ALL’S PRESERVATION PROCESS

Collaborating with experts in India, Mongolia, and Nepal, we work to uncover, preserve, and share ancient wisdom

Get a tour of ALL’s preservation process

Locating
The Asian Legacy Library identifies significant and vulnerable manuscript collections across Asia. We uncover works from libraries, private collections, and remote locations.

Cataloging
Each manuscript is carefully documented using meticulous digital cataloging. This process enables researchers worldwide to access invaluable resources that might otherwise remain hidden.

Scanning
High-resolution images capture every detail, with our digital engineering team ensuring clarity and accuracy. These scans are the cornerstone of our archival efforts.

Inputting
After scanning, trained teams in India and Nepal transcribe each character with meticulous accuracy. Rigorous checks ensure the final data mirrors the original text, making ancient wisdom easily accessible to the world.

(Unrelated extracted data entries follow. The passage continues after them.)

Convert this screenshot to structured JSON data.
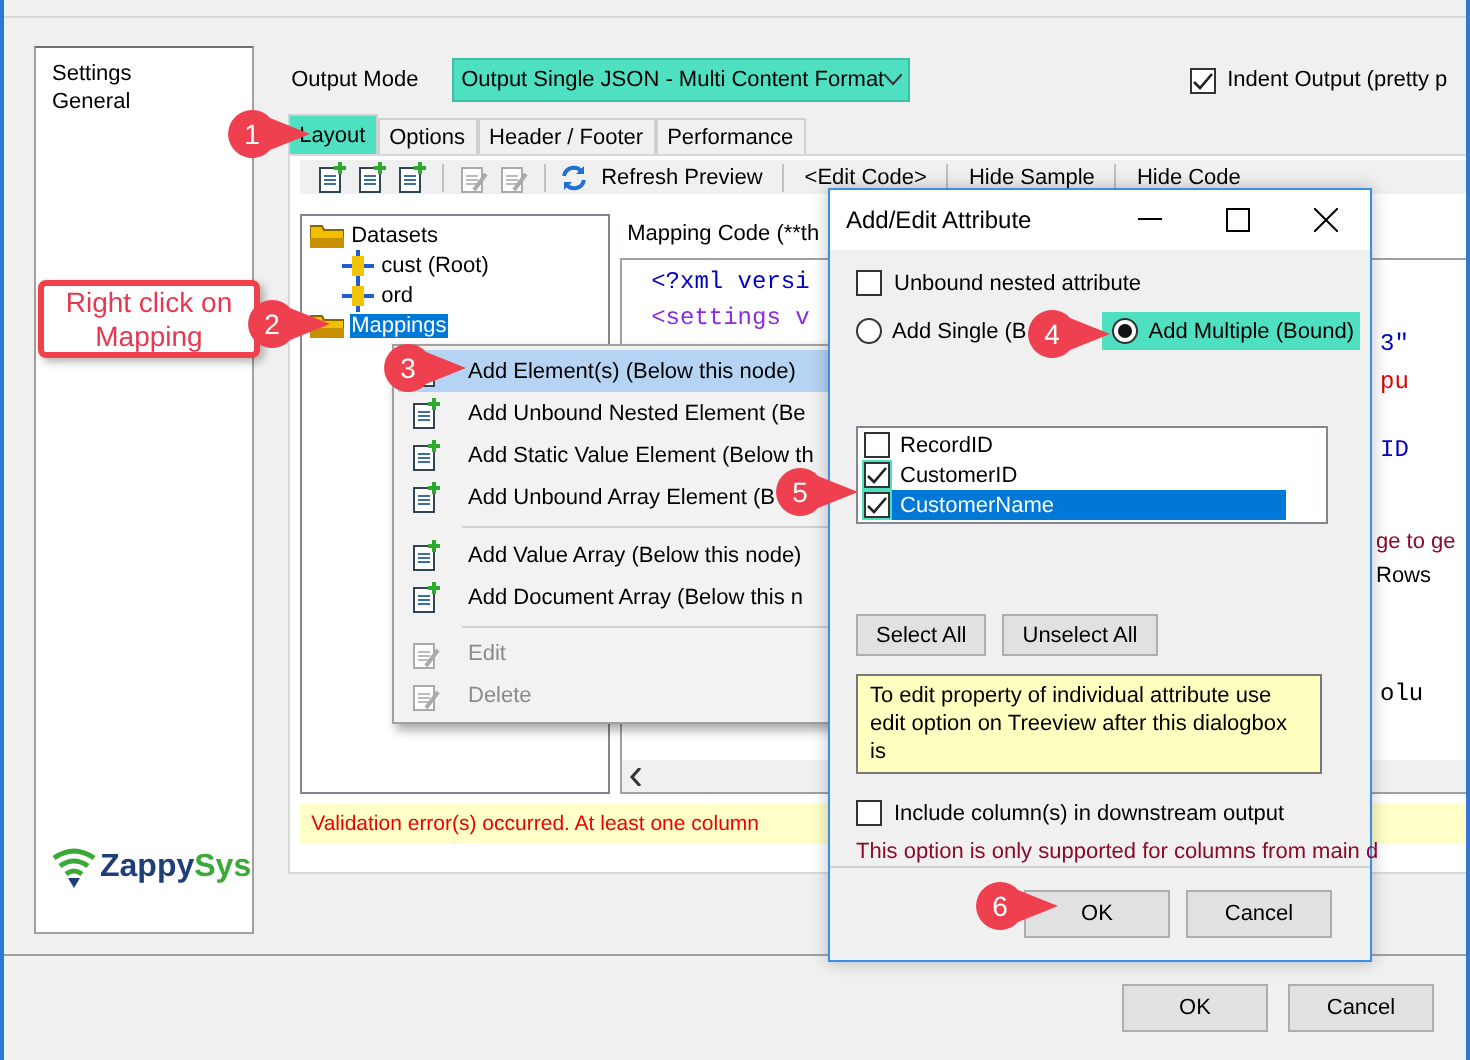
{
  "sidebar": {
    "items": [
      {
        "label": "Settings"
      },
      {
        "label": "General"
      }
    ],
    "logo": {
      "first": "Zappy",
      "second": "Sys"
    }
  },
  "output_mode": {
    "label": "Output Mode",
    "value": "Output Single JSON - Multi Content Format"
  },
  "indent_output": {
    "label": "Indent Output (pretty p",
    "checked": true
  },
  "tabs": [
    {
      "label": "Layout",
      "selected": true
    },
    {
      "label": "Options",
      "selected": false
    },
    {
      "label": "Header / Footer",
      "selected": false
    },
    {
      "label": "Performance",
      "selected": false
    }
  ],
  "toolbar": {
    "refresh": "Refresh Preview",
    "links": [
      "<Edit Code>",
      "Hide Sample",
      "Hide Code"
    ]
  },
  "tree": [
    {
      "label": "Datasets",
      "kind": "folder",
      "selected": false,
      "children": [
        {
          "label": "cust (Root)",
          "kind": "dataset",
          "selected": false
        },
        {
          "label": "ord",
          "kind": "dataset",
          "selected": false
        }
      ]
    },
    {
      "label": "Mappings",
      "kind": "folder",
      "selected": true
    }
  ],
  "mapping_code": {
    "label": "Mapping Code (**th",
    "lines": [
      "<?xml versi",
      "<settings v"
    ]
  },
  "code_fragments": [
    {
      "text": "3\"",
      "kind": "code"
    },
    {
      "text": "pu",
      "kind": "code"
    },
    {
      "text": "ID",
      "kind": "code"
    },
    {
      "text": "ge to ge",
      "kind": "label"
    },
    {
      "text": "Rows",
      "kind": "label"
    },
    {
      "text": "olu",
      "kind": "code"
    }
  ],
  "validation": "Validation error(s) occurred. At least one column",
  "context_menu": [
    {
      "label": "Add Element(s) (Below this node)",
      "kind": "element",
      "highlighted": true,
      "disabled": false
    },
    {
      "label": "Add Unbound Nested Element (Be",
      "kind": "element",
      "highlighted": false,
      "disabled": false
    },
    {
      "label": "Add Static Value Element (Below th",
      "kind": "element",
      "highlighted": false,
      "disabled": false
    },
    {
      "label": "Add Unbound Array Element (B",
      "kind": "element",
      "highlighted": false,
      "disabled": false
    },
    {
      "kind": "separator"
    },
    {
      "label": "Add Value Array (Below this node)",
      "kind": "array",
      "highlighted": false,
      "disabled": false
    },
    {
      "label": "Add Document Array (Below this n",
      "kind": "array",
      "highlighted": false,
      "disabled": false
    },
    {
      "kind": "separator"
    },
    {
      "label": "Edit",
      "kind": "edit",
      "highlighted": false,
      "disabled": true
    },
    {
      "label": "Delete",
      "kind": "delete",
      "highlighted": false,
      "disabled": true
    }
  ],
  "dialog": {
    "title": "Add/Edit Attribute",
    "unbound": {
      "label": "Unbound nested attribute",
      "checked": false
    },
    "radios": [
      {
        "label": "Add Single (B",
        "selected": false
      },
      {
        "label": "Add Multiple (Bound)",
        "selected": true
      }
    ],
    "columns": [
      {
        "label": "RecordID",
        "checked": false,
        "selected": false
      },
      {
        "label": "CustomerID",
        "checked": true,
        "selected": false
      },
      {
        "label": "CustomerName",
        "checked": true,
        "selected": true
      }
    ],
    "select_buttons": [
      "Select All",
      "Unselect All"
    ],
    "note": "To edit property of individual attribute use edit option on Treeview after this dialogbox is",
    "include": {
      "label": "Include column(s) in downstream output",
      "checked": false
    },
    "include_note": "This option is only supported for columns from main d",
    "buttons": [
      "OK",
      "Cancel"
    ]
  },
  "annotation": "Right click on Mapping",
  "callouts": [
    {
      "number": "1"
    },
    {
      "number": "2"
    },
    {
      "number": "3"
    },
    {
      "number": "4"
    },
    {
      "number": "5"
    },
    {
      "number": "6"
    }
  ],
  "footer_buttons": [
    "OK",
    "Cancel"
  ]
}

MORE THAN JUST A REPOSITORY, ALL STRIVES TO KEEP THE WISDOM TRADITIONS OF ASIA VITAL IN THE WORLD.

Digital preservation has a significant impact. At its heart, digitizing literature and making it widely available creates the conditions for cultural regeneration. This allows local cultures to have renewed access to their own traditions, which allows them to engage and sustain those traditions for the future. Contact with the wider community, beyond the local culture, creates the opportunity for broad inter-cultural dialogue through translation and adaptive reuse of the traditional texts.

A clear example is how the traditions of India were preserved and practiced in Tibet for a thousand years. Preserving the Tibetan corpus has created the conditions for Tibetan traditions to be sustained, and the translation and adaptive reuse of the source texts has had an enormous impact on global culture.

We believe a world-class library should be a direct reflection of the exquisite nature of the content we preserve.

Every step of our process, from locating these precious documents, to protecting them in our digital library, is done with the same level of focus, precision, and expertise that was used during their creation centuries ago.

The discovered texts are painstakingly cataloged to ensure they are properly identified. After cataloging, the texts are scanned using the finest quality digital equipment. The scanning process then produces image files which are carefully input—the laborious process of keying in, character-by-character, the content of works. The input process makes the texts searchable so that researchers, scholars, and translators can search the content of works, locating phrases, terms, people, and places. Catalogues, scans, and inputted texts are then archived in our digital library for long-term safeguarding and access.